• Card 1 of 30
Nasional

Fredrich Yunadi Terancam Dihukum Berat

Juven Martua Sitompul    •    09 Februari 2018 20:55

Juru bicara KPK Febri Diansyah - MI/Rommy Pujianto. Juru bicara KPK Febri Diansyah - MI/Rommy Pujianto.
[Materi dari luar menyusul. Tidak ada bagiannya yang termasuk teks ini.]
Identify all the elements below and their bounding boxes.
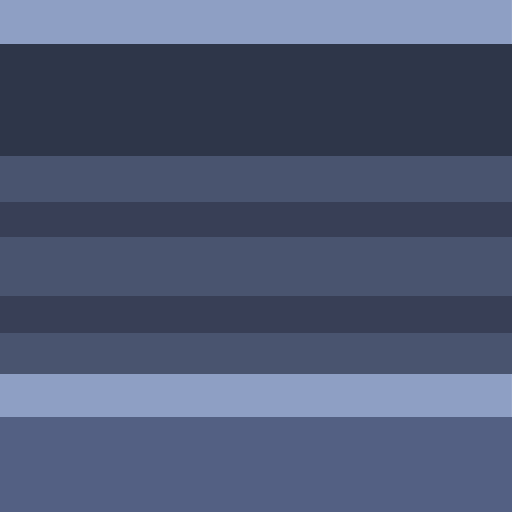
top-bar (0, 0, 512, 44)
list-row-2 (0, 237, 512, 296)
row-separator-1 (0, 202, 512, 237)
row-separator-2 (0, 296, 512, 333)
list-row-3 (0, 333, 512, 374)
list-row-1 (0, 156, 512, 202)
header-panel (0, 44, 512, 156)
footer-panel (0, 417, 512, 512)
accent-bar (0, 374, 512, 417)
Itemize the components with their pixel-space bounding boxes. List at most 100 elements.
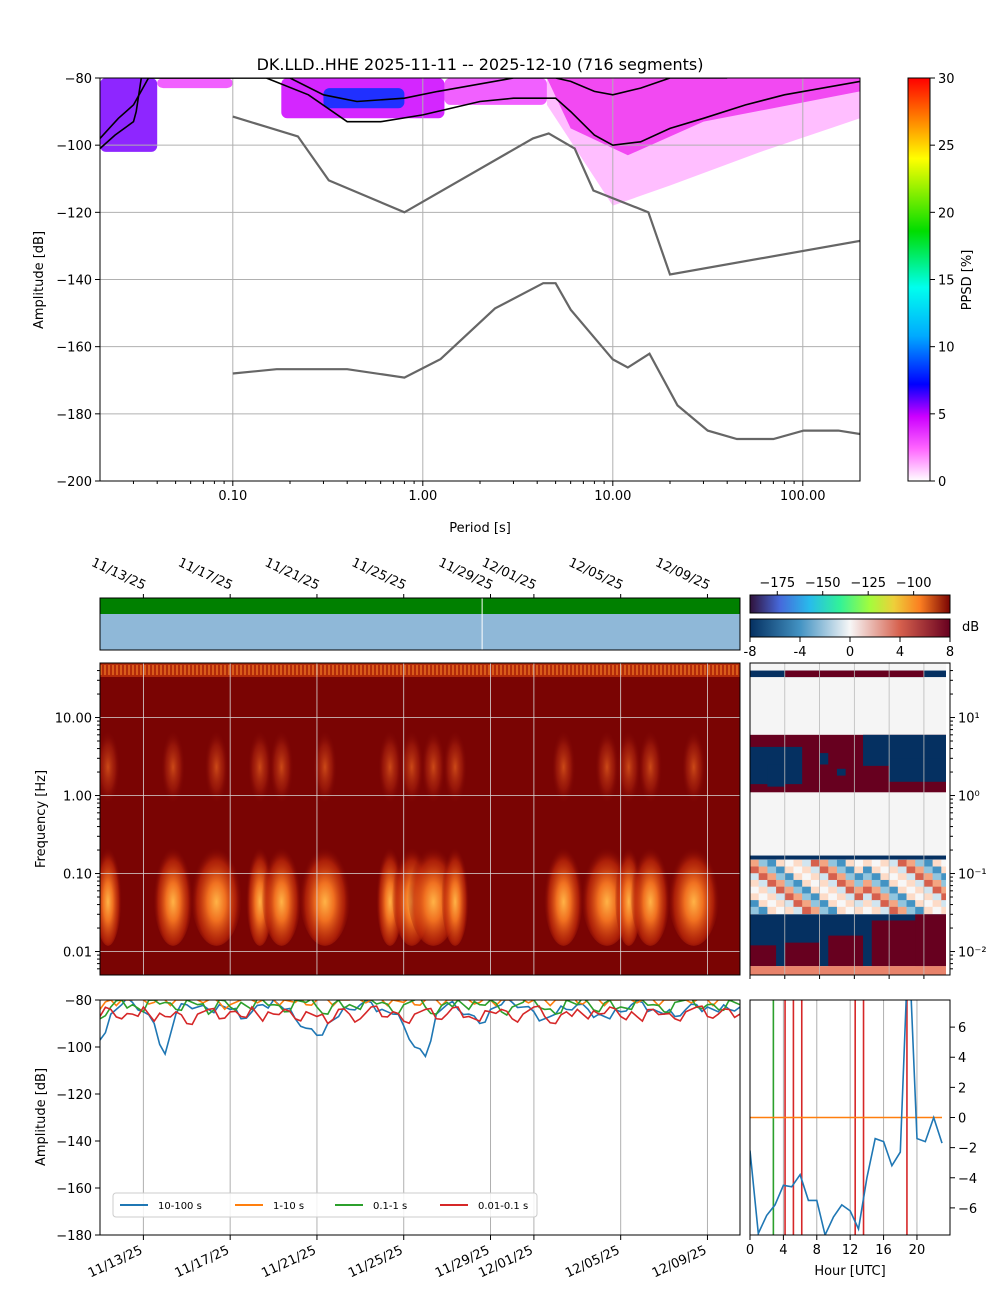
diurnal-cell [932,886,942,894]
percentile-upper-line [100,78,728,139]
diurnal-cell [897,873,908,881]
spectrogram-mid-burst [269,729,294,805]
diurnal-cell [871,879,881,888]
diurnal-cell [750,893,760,901]
spectrogram-hf-stripe [116,665,118,675]
spectrogram-hf-stripe [608,665,610,675]
psd-colorbar-tick-label: −150 [805,576,841,591]
band-series-1-10 s-line [100,1000,740,1011]
diurnal-cell [863,906,873,915]
diurnal-cell [845,866,855,874]
spectrogram-hf-stripe [728,665,730,675]
diurnal-cell [836,886,847,894]
diurnal-cell [767,900,777,908]
diurnal-cell [784,893,794,901]
ppsd-y-tick-label: −80 [65,72,92,87]
band-diurnal-x-tick-label: 4 [779,1243,787,1258]
spectrogram-mid-burst [161,729,186,805]
diurnal-cell [897,866,908,874]
diurnal-cell [836,879,847,888]
spectrogram-hf-stripe [196,665,198,675]
diurnal-cell [819,900,829,908]
band-legend: 10-100 s 1-10 s 0.1-1 s 0.01-0.1 s [112,1192,538,1218]
spectrogram-hf-stripe [656,665,658,675]
diurnal-cell [758,886,768,894]
diurnal-cell [776,906,786,915]
spectrogram-hf-stripe [288,665,290,675]
diurnal-cell [836,900,847,908]
psd-colorbar [749,594,951,614]
spectrogram-hf-stripe [456,665,458,675]
diurnal-cell [784,942,820,967]
diurnal-cell [750,945,777,967]
noise-model-high-line [232,115,860,276]
diurnal-cell [802,879,812,888]
spectrogram-microseism-burst [261,835,302,946]
diurnal-cell [889,886,899,894]
spectrogram-mid-burst [312,729,337,805]
spectrogram-hf-stripe [468,665,470,675]
spectrogram-hf-stripe [440,665,442,675]
diurnal-cell [906,906,916,915]
diurnal-cell [810,866,821,874]
diurnal-cell [810,873,821,881]
diurnal-cell [871,886,881,894]
diurnal-cell [871,906,881,915]
diurnal-cell [793,893,803,901]
spectrogram-hf-stripe [700,665,702,675]
diurnal-cell [776,866,786,874]
band-ticks: −180 −160 −140 −120 −100 −80 11/13/25 11/17/25 1… [56,994,709,1281]
spectrogram-hf-stripe [552,665,554,675]
diurnal-cell [863,886,873,894]
spectrogram-hf-stripe [632,665,634,675]
spectrogram-hf-stripe [272,665,274,675]
diurnal-cell [923,893,934,901]
band-x-tick-label: 11/13/25 [86,1243,145,1281]
spectrogram-hf-stripe [660,665,662,675]
spectrogram-hf-stripe [144,665,146,675]
spectrogram-hf-stripe [668,665,670,675]
diurnal-cell [793,859,803,868]
spectrogram-hf-stripe [588,665,590,675]
diurnal-cell [836,859,847,868]
spectrogram-hf-stripe [732,665,734,675]
spectrogram-hf-stripe [308,665,310,675]
band-diurnal-y-tick-label: 0 [958,1112,966,1127]
spectrogram-hf-stripe [596,665,598,675]
spectrogram-hf-stripe [460,665,462,675]
spectrogram-hf-stripe [592,665,594,675]
spectrogram-microseism-burst [543,835,584,946]
spectrogram-hf-stripe [332,665,334,675]
spectrogram-hf-stripe [276,665,278,675]
ppsd-x-tick-label: 100.00 [780,489,826,504]
diurnal-cell [828,886,838,894]
diurnal-cell [863,873,873,881]
ppsd-density-layer [100,78,860,206]
spectrogram-hf-stripe [512,665,514,675]
diurnal-y-tick-label: 10¹ [958,712,980,727]
spectrogram-hf-stripe [556,665,558,675]
diurnal-cell [776,859,786,868]
diurnal-cell [941,866,946,874]
spectrogram-microseism-burst [630,835,671,946]
spectrogram-hf-stripe [432,665,434,675]
spectrogram-hf-stripe [436,665,438,675]
diurnal-cell [750,866,760,874]
spectrogram-hf-stripe [648,665,650,675]
diurnal-cell [758,893,768,901]
ppsd-colorbar-tick-label: 15 [938,274,955,289]
spectrogram-date-tick-label: 12/09/25 [653,555,712,593]
spectrogram-hf-stripe [264,665,266,675]
ppsd-colorbar-tick-label: 25 [938,139,955,154]
spectrogram-mid-burst [247,729,272,805]
spectrogram-hf-stripe [284,665,286,675]
psd-colorbar-tick-label: −175 [759,576,795,591]
spectrogram-hf-stripe [408,665,410,675]
diurnal-cell [880,873,890,881]
ppsd-lines [100,78,860,441]
diurnal-cell [767,886,777,894]
band-diurnal-blue-line [750,1000,943,1235]
diurnal-cell [889,859,899,868]
diurnal-cell [793,879,803,888]
diurnal-cell [845,859,855,868]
Jakarta: Terdakwa kasus merintangi penyidikan, Fredrich Yunadi, terancam dihukum berat. Sebab, Fredrich tidak kooperatif bahkan menuding dakwaan yang dibuat jaksa penuntut Komisi Pemberantasan Korupsi (KPK) palsu.
 
"Kalau kita lihat Pasal 21 itu maksimal tuntutannya 12 tahun, tentu nanti penuntut umum akan mempertimbangkan perbuatan-perbuatan yang dilakukan karena itu bisa menjadi alasan yang memberatkan atau meringankan," kata Juru Bicara KPK Febri Diansyah di Gedung KPK, Jakarta, Jumat, 9 Februari 2018.
 
Menurut Febri, Fredrich bisa saja dihukum ringan selama proses persidangan bersikap kooperatif dan mengakui perbuatannya. Namun, hukuman Fredrich bisa diperberat jika terus menyangkal.
 
"Nanti kita lihat lebih lanjut pada proses persidangan kemungkinan tuntutan maksimal itu tidak tertutup kemungkinan tentu saja namun Jaksa yang nanti diputus hakim," ujarnya.

Baca: Fredrich Tuding Jaksa KPK Mengancam Keluarganya 

Febri mengatakan, dalam memutuskan ada beberapa hal yang dipertimbangkan majelis hakim. Febri menyarankan Fredrich dan tim hukumnya kooperatif dan menghormati proses hukum yang berjalan.
 
"Kami Ingatkan juga pada terdakwa dan pihak lain yang diproses oleh KPK agar kooperatif dengan proses hukum. Sikap tidak kooperatif di persidangan justru memberatkan," kata Febri.
 
Fredrich sebelumnya di Pengadilan Tipikor menuding Jaksa KPK telah membuat dakwaan palsu. Menurut Fredrich, Setya Novanto dipaksa oleh penyidik untuk mencabut 12 surat kuasa yang pernah diberikan Novanto kepada dirinya termasuk surat kuasa pelaporan dua pimpinan KPK, Agus Rahardjo dan Saut Situmorang.
 
Fredrich menegaskan, memiliki bukti kuat meskipun di dalam dakwaan banyak poin yang menyebutkan dirinya memalsukan. Menurutnya, justru penyidik KPK lah yang melakukan rekayasa itu semua.
 
Fredrich didakwa melanggar Pasal 21 Undang-undang Pemberantasan Tindak Pidana Korupsi juncto Pasal 55 ayat 1 ke 1 KUHP. Ancaman pidana bagi Fredrich dalam dakwaannya adalah penjara paling singkat tiga tahun dan paling lama 12 tahun dan atau denda paling sedikit Rp150 juta dan paling banyak Rp600 juta.